GCTs rank the second most common ON with a total number of 115 cases (29.48%) [3]out of which mature cystic teratoma was the most common (108 (27.6%)) as illustrated in Figures 3, 4. These findings were consistent with the previous studies [2,17,18]. No case of mixed germ cell tumor, embryonal carcinoma, choriocarcinoma, or gonadoblastoma was found.
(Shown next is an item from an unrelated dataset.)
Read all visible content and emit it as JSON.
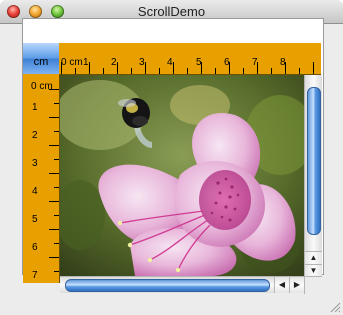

In the present study, 27 cases (6.92%) of SSTs were included. Fibroma cases were 10 (2.56%) and accounted for a majority of them, followed by adult granulosa cell tumors, seven (1.79%). Our results were nearly identical to those of Bhagyalakshmi et al. [19] and Thakkar and Shah [20]. Metastatic tumors constituted two (0.52%) out of all ON cases. In the current study, most of the women affected were in the age range of 21-30 years, which is similar to another study conducted by Jain et al. at the Department of Pathology in Gandhi Medical College, India, on a sample size of 541 cases [21]. SET was the most common in the 31-40 years of age group, GCT in the 21-30 group, SST in the 41-50 group, and both metastatic tumors in the 61-70 group. The limitations to our study include a lack of clinical follow-up to see the prognosis of ONs. Further, as this was a single-center study in the regional laboratory of Lahore, it may not reflect the actual frequency of ONs in the whole country.

The current study demonstrates a wide range of histopathological spectrum of ONs. Overall, benign tumors were more common than malignant tumors; in particular, SETs were the most common neoplasm, followed by GCTs. Serous cystadenoma was the most frequent neoplasm in the benign category, and serous carcinoma was in the malignant category. The majority of the cases were present in the 21-30 years of age group. ONs require an accurate diagnosis to be treated effectively.